2.1 Constraint Satisfaction Problems
In the previous note, we learned how to find optimal solutions to search problems, a type of planning problem. Now, we’ll learn about solving a related class of problems, constraint satisfaction problems (CSPs). Unlike search problems, CSPs are a type of identification problem, problems in which we must simply identify whether a state is a goal state or not, with no regard to how we arrive at that goal. CSPs are defined by three factors:
- Variables - CSPs possess a set of \(N\) variables \(X_1, \dots, X_N\) that can each take on a single value from some defined set of values.
- Domain - A set \(\{x_1, \dots, x_d\}\) representing all possible values that a CSP variable can take on.
- Constraints - Constraints define restrictions on the values of variables, potentially with regard to other variables.
Consider the \(N\)-queens identification problem: given an \(N \times N\) chessboard, can we find a configuration in which to place \(N\) queens on the board such that no two queens attack each another?
We can formulate this problem as a CSP as follows:
- Variables - \(X_{ij}\), with \(0 \leq i, j < N\). Each \(X_{ij}\) represents a grid position on our \(N \times N\) chessboard, with \(i\) and \(j\) specifying the row and column number respectively.

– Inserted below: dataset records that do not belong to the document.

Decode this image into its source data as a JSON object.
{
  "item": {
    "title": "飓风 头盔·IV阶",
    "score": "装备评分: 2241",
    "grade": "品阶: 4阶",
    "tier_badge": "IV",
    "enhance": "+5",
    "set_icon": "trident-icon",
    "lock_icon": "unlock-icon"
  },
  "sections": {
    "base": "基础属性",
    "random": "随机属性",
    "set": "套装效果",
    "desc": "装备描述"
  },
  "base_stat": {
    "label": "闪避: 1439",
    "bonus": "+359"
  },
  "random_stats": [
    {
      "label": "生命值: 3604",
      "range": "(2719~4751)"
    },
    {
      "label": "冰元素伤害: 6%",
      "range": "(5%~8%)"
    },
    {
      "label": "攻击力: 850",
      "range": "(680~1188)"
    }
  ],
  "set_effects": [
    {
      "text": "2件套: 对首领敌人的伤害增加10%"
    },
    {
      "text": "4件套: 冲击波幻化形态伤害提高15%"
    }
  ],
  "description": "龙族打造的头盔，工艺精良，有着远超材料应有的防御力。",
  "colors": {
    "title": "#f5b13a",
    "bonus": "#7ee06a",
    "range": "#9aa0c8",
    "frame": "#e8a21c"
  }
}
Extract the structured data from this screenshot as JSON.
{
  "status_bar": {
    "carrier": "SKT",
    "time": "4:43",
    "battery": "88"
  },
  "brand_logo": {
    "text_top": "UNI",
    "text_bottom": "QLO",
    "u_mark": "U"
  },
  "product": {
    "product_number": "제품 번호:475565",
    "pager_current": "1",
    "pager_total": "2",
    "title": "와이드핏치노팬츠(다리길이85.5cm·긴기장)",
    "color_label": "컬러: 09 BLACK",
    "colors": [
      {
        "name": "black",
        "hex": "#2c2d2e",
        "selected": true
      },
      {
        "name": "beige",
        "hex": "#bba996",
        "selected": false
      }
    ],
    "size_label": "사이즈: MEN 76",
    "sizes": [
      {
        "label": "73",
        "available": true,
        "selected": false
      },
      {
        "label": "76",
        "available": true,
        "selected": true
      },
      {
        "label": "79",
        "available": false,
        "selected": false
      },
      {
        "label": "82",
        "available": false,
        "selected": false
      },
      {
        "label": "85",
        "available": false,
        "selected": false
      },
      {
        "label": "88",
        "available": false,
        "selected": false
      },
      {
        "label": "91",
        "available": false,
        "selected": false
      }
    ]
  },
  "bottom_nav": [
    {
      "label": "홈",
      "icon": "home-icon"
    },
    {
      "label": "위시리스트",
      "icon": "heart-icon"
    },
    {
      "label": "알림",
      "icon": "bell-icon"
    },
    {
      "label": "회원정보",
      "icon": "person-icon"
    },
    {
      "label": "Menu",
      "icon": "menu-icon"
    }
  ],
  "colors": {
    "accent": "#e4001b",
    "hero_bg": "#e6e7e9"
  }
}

- Domain - \(\{0, 1\}\). Each \(X_{ij}\) can take on either the value 0 or 1, a boolean value representing the existence of a queen at position \((i, j)\) on the board.
- Constraints -
- \(\forall i,j,k \:\: (X_{ij}, X_{ik}) \in \{(0, 0), (0, 1), (1, 0)\}\). This constraint states that if two variables have the same value for \(i\), only one of them can take on a value of 1. This effectively encapsulates the condition that no two queens can be in the same row.
- \(\forall i,j,k \:\: (X_{ij}, X_{kj}) \in \{(0, 0), (0, 1), (1, 0)\}\). Almost identically to the previous constraint, this constraint states that if two variables have the same value for \(j\), only one of them can take on a value of 1, encapsulating the condition that no two queens can be in the same column.
- \(\forall i,j,k \:\: (X_{ij}, X_{i+k,j+k}) \in \{(0, 0), (0, 1), (1, 0)\}\). With similar reasoning as above, we can see that this constraint and the next represent the conditions that no two queens can be in the same major or minor diagonals, respectively.
- \(\forall i,j,k \:\: (X_{ij}, X_{i+k,j-k}) \in \{(0, 0), (0, 1), (1, 0)\}\).
- \(\sum_{i,j}X_{ij} = N\). This constraint states that we must have exactly \(N\) grid positions marked with a 1, and all others marked with a 0, capturing the requirement that there are exactly \(N\) queens on the board.
Constraint satisfaction problems are NP-hard, which loosely means that there exists no known algorithm for finding solutions to them in polynomial time. Given a problem with \(N\) variables with domain of size \(O(d)\) for each variable, there are \(O(d^N)\) possible assignments, exponential in the number of variables. We can often get around this caveat by formulating CSPs as search problems, defining states as partial assignments (variable assignments to CSPs where some variables have been assigned values while others have not). Correspondingly, the successor function for a CSP state outputs all states with one new variable assigned, and the goal test verifies all variables are assigned and all constraints are satisfied in the state it’s testing. Constraint satisfaction problems tend to have significantly more structure than traditional search problems, and we can exploit this structure by combining the above formulation with appropriate heuristics to hone in on solutions in a feasible amount of time.
2.1.1 Constraint Graphs
Let’s introduce a second CSP example: map coloring. Map coloring solves the problem where we’re given a set of colors and must color a map such that no two adjacent states or regions have the same color.
Constraint satisfaction problems are often represented as constraint graphs, where nodes represent variables and edges represent constraints between them. There are many different types of constraints, and each is handled slightly differently:
- Unary Constraints - Unary constraints involve a single variable in the CSP. They are not represented in constraint graphs, instead simply being used to prune the domain of the variable they constrain when necessary.
- Binary Constraints - Binary constraints involve two variables. They’re represented in constraint graphs as traditional graph edges.
- Higher-order Constraints - Constraints involving three or more variables can also be represented with edges in a CSP graph, they just look slightly unconventional.
Consider map coloring the map of Australia:
The constraints in this problem are simply that no two adjacent states can be the same color. As a result, by drawing an edge between every pair of states that are adjacent to one another, we can generate the constraint graph for the map coloring of Australia as follows:
The value of constraint graphs is that we can use them to extract valuable information about the structure of the CSPs we are solving. By analyzing the graph of a CSP, we can determine things about it like whether it’s sparsely or densely connected/constrained and whether or not it’s tree-structured. We’ll cover this more in depth as we discuss solving constraint satisfaction problems in more detail.